Every parameter in an LLM must be stored as a numerical value and just like storing files or images, the format you choose affects both storage space and speed. Numeric precision refers to the number of bits used to represent each parameter.

Here's a breakdown of common formats used in LLMs:

FormatBits per parameterDescription
FP3232Standard single-precision floating point. Accurate but memory-intensive.
FP16 (half)16Half the size of FP32. Good balance between performance and memory, supported by most GPUs.
INT88Integer quantization. Compresses values to 8 bits. Faster inference with a slight accuracy drop.
1‑bit1Extreme quantization. Only stores the sign of a parameter (positive/negative). Ultra-compact.

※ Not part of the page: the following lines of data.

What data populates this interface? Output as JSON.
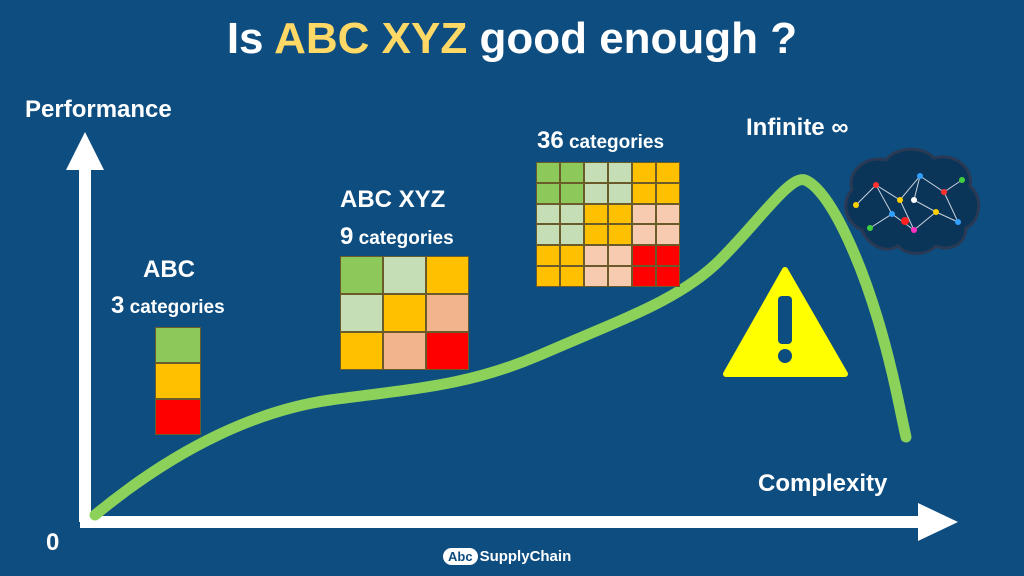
{
  "title": {
    "prefix": "Is ",
    "highlight": "ABC XYZ",
    "suffix": " good enough ?"
  },
  "colors": {
    "background": "#0d4d80",
    "curve": "#8cd15a",
    "axis": "#ffffff",
    "highlight": "#ffd966",
    "green": "#8cc85a",
    "light_green": "#c5deb5",
    "amber": "#ffc000",
    "peach": "#f2b48c",
    "light_peach": "#f6cbb0",
    "red": "#ff0000",
    "warning_yellow": "#ffff00"
  },
  "axes": {
    "y_label": "Performance",
    "x_label": "Complexity",
    "origin_label": "0"
  },
  "stages": [
    {
      "name": "ABC",
      "count": "3",
      "suffix": " categories",
      "colors": [
        "green",
        "amber",
        "red"
      ]
    },
    {
      "name": "ABC XYZ",
      "count": "9",
      "suffix": " categories",
      "colors": [
        "green",
        "light_green",
        "amber",
        "light_green",
        "amber",
        "peach",
        "amber",
        "peach",
        "red"
      ]
    },
    {
      "name": "",
      "count": "36",
      "suffix": " categories",
      "colors": [
        "green",
        "green",
        "light_green",
        "light_green",
        "amber",
        "amber",
        "green",
        "green",
        "light_green",
        "light_green",
        "amber",
        "amber",
        "light_green",
        "light_green",
        "amber",
        "amber",
        "light_peach",
        "light_peach",
        "light_green",
        "light_green",
        "amber",
        "amber",
        "light_peach",
        "light_peach",
        "amber",
        "amber",
        "light_peach",
        "light_peach",
        "red",
        "red",
        "amber",
        "amber",
        "light_peach",
        "light_peach",
        "red",
        "red"
      ]
    },
    {
      "name": "Infinite ∞"
    }
  ],
  "icons": {
    "warning": "warning-triangle-icon",
    "brain": "brain-network-icon"
  },
  "footer": {
    "logo_abc": "Abc",
    "logo_rest": "SupplyChain"
  }
}
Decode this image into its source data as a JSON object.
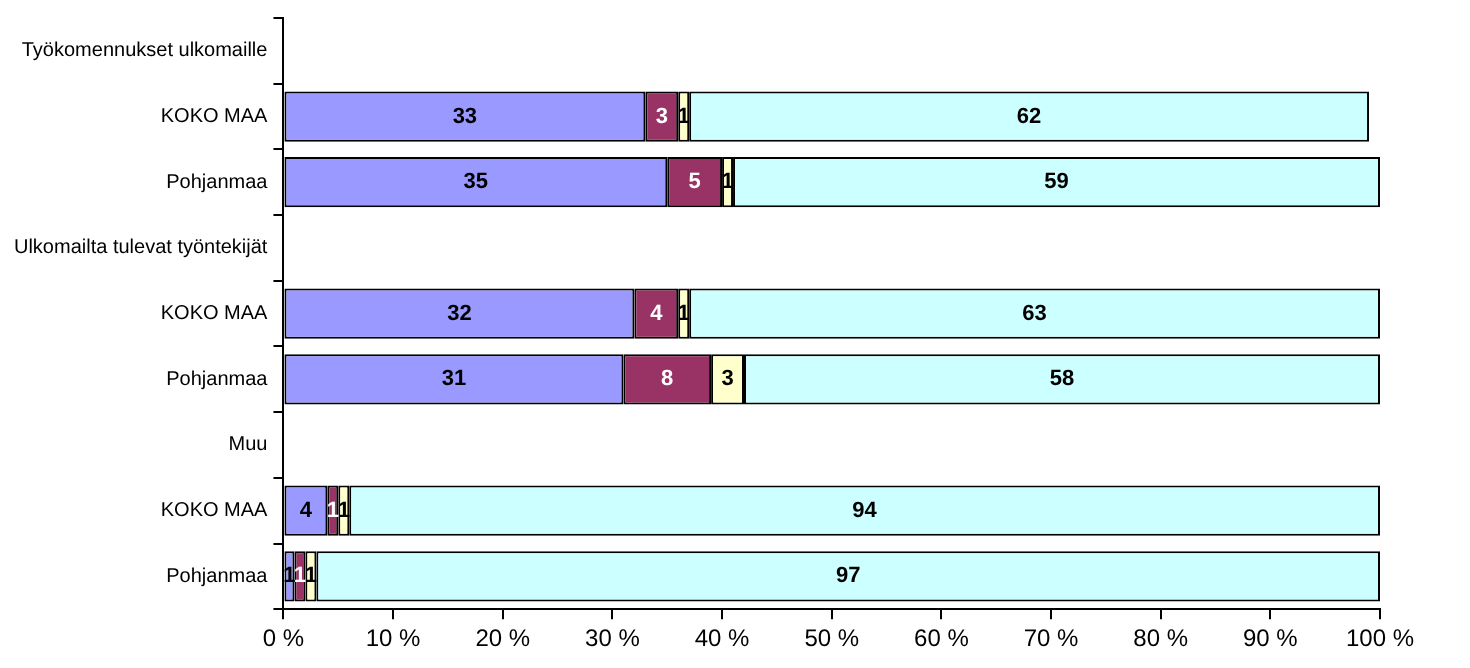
{
  "chart_data": {
    "type": "bar",
    "orientation": "horizontal",
    "stacked": true,
    "categories": [
      "Työkomennukset ulkomaille",
      "KOKO MAA",
      "Pohjanmaa",
      "Ulkomailta tulevat työntekijät",
      "KOKO MAA",
      "Pohjanmaa",
      "Muu",
      "KOKO MAA",
      "Pohjanmaa"
    ],
    "series": [
      {
        "color": "#9999ff",
        "values": [
          null,
          33,
          35,
          null,
          32,
          31,
          null,
          4,
          1
        ]
      },
      {
        "color": "#993366",
        "values": [
          null,
          3,
          5,
          null,
          4,
          8,
          null,
          1,
          1
        ]
      },
      {
        "color": "#ffffcc",
        "values": [
          null,
          1,
          1,
          null,
          1,
          3,
          null,
          1,
          1
        ]
      },
      {
        "color": "#ccffff",
        "values": [
          null,
          62,
          59,
          null,
          63,
          58,
          null,
          94,
          97
        ]
      }
    ],
    "xlim": [
      0,
      100
    ],
    "xticks": [
      {
        "value": 0,
        "label": "0 %"
      },
      {
        "value": 10,
        "label": "10 %"
      },
      {
        "value": 20,
        "label": "20 %"
      },
      {
        "value": 30,
        "label": "30 %"
      },
      {
        "value": 40,
        "label": "40 %"
      },
      {
        "value": 50,
        "label": "50 %"
      },
      {
        "value": 60,
        "label": "60 %"
      },
      {
        "value": 70,
        "label": "70 %"
      },
      {
        "value": 80,
        "label": "80 %"
      },
      {
        "value": 90,
        "label": "90 %"
      },
      {
        "value": 100,
        "label": "100 %"
      }
    ],
    "grid": false,
    "legend": false,
    "data_labels": true
  }
}
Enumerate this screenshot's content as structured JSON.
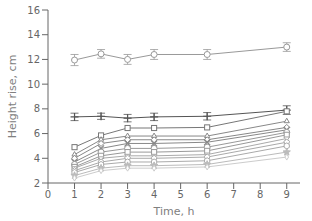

From Bits to Gigabytes: LLM Size Calculation

To compute storage size:

Size (bytes) = (# parameters) × (bits per parameter) / 8
Size (GB)   = Size (bytes) / (1024³)

Example: A 7 billion‑parameter model in FP32:

Size = 7e9 params × 32 bits/param = 224e9 bits
     = 224e9 / 8 = 28e9 bytes ≈ 26.1 GiB

In FP16,

Size = 7e9 × 16 / 8 = 14e9 bytes ≈ 13.0 GiB

And in INT8

Size = 7e9 × 8 / 8 = 7e9 bytes ≈ 6.5 GiB

1-bit Quantization for dummies

In traditional floating-point representations (like FP32 or even FP16), each weight in a neural network is a real number, possibly something like 0.2341 or -3.4567. These weights take up 32 or 16 bits of memory each.

1-bit quantization, on the other hand, simplifies each weight to only two possible values:

W ∈ {+1, -1}

So instead of 32 bits, each weight is stored using just 1 bit:

  • 1 → +1

  • 0 → -1

This drastically reduces the memory footprint by 32× (compared to FP32) and allows highly efficient computation, especially on specialized hardware. The process is simple. You begin with a full-precision model (FP32 or FP16), and train it like usual. The weights can take any real value. After training (or during fine-tuning), you apply the 1-bit quantization step by replacing each weight with either +1 or -1. This is usually done based on the sign of the original weight:

Q(w) = sign(w) = +1 if w ≥ 0 else -1

This drastically reduces the model size, up to 32× smaller than FP32, making it ideal for memory-constrained environments like microcontrollers and edge devices. By replacing multiplications with simple binary operations like XNOR or addition/subtraction, it offers major speed and energy efficiency advantages. However, this comes at a cost: you lose all magnitude precision, leading to degraded model performance unless carefully retrained or fine-tuned.